Escalante, an undocumented immigrant, is protected under Deferred Action for Childhood Arrivals, an Obama-era program that protects children brought into the country illegally.
But Trump has vowed to end the DACA program within six months, throwing the future of hundreds of thousands of people in the U.S. into jeopardy. Trump’s pledge, announced officially Tuesday morning by Attorney General Jeff Sessions, is expected to prompt nationwide protests.
Sessions said there will be an unspecified “wind down period,” meant to give Congress time to conceive of a replacement program for DACA. Replacements are expected to include a crack down on sanctuary cities and increased border security.
Dreamers are those protected under DACA, and 787,580 people have been granted the protection, according to the Guardian. Most are from Mexico, El Salvador, Guatemala and Honduras.
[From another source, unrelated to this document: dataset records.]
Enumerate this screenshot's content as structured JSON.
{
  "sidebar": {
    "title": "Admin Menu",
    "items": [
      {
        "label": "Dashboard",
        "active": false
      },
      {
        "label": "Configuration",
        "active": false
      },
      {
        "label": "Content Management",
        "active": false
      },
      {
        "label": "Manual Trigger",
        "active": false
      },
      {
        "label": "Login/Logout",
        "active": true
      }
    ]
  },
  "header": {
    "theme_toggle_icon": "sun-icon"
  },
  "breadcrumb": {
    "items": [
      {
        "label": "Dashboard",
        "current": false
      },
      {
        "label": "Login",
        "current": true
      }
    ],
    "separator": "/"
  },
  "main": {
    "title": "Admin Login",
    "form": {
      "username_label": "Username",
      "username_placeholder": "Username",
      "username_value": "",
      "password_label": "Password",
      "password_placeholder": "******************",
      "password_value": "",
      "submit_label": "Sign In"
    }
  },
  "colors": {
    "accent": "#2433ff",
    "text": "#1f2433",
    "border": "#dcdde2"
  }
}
Escalante, who lives in Florida, tweeted a thread that provides a glimpse into the daily bouts of fear and anxiety that Dreamers endure. His thread has since gone viral with tens of thousands of retweets, and Escalante has been praised for divulging his vulnerabilities:
“DREAMers have been dealing with fear and anxiety since Trump came into office,” Escalante wrote. “Many of us have witnessed Dreamers being arrested/deported, while simoultaneously FEARING for the safety of our undocumented parents. ... The psychological trauma is real.”
He elaborates on the exhaustion and anxiety of trying to retain a sense of normalcy while constantly worrying about whether he’ll be deported to Venezuela, a country in the midst of economic and political turmoil.
Even before these latest pledges to end DACA, Trump’s election bred fear for many undocumented immigrants. In Kansas City, Kan., that fear translated into a precipitous decline in applications for food-assistance benefits.
Escalante encapsulates that fear and how it’s recently been magnified in his thread.
The thread garnered mostly support but some opposition, including an invitation to take “the road back to Mexico.”
Someone else pointed out that Escalante is from Venezuela, not Mexico.
But it seemed the vast majority offered support and solidarity in response to Escalante’s thread.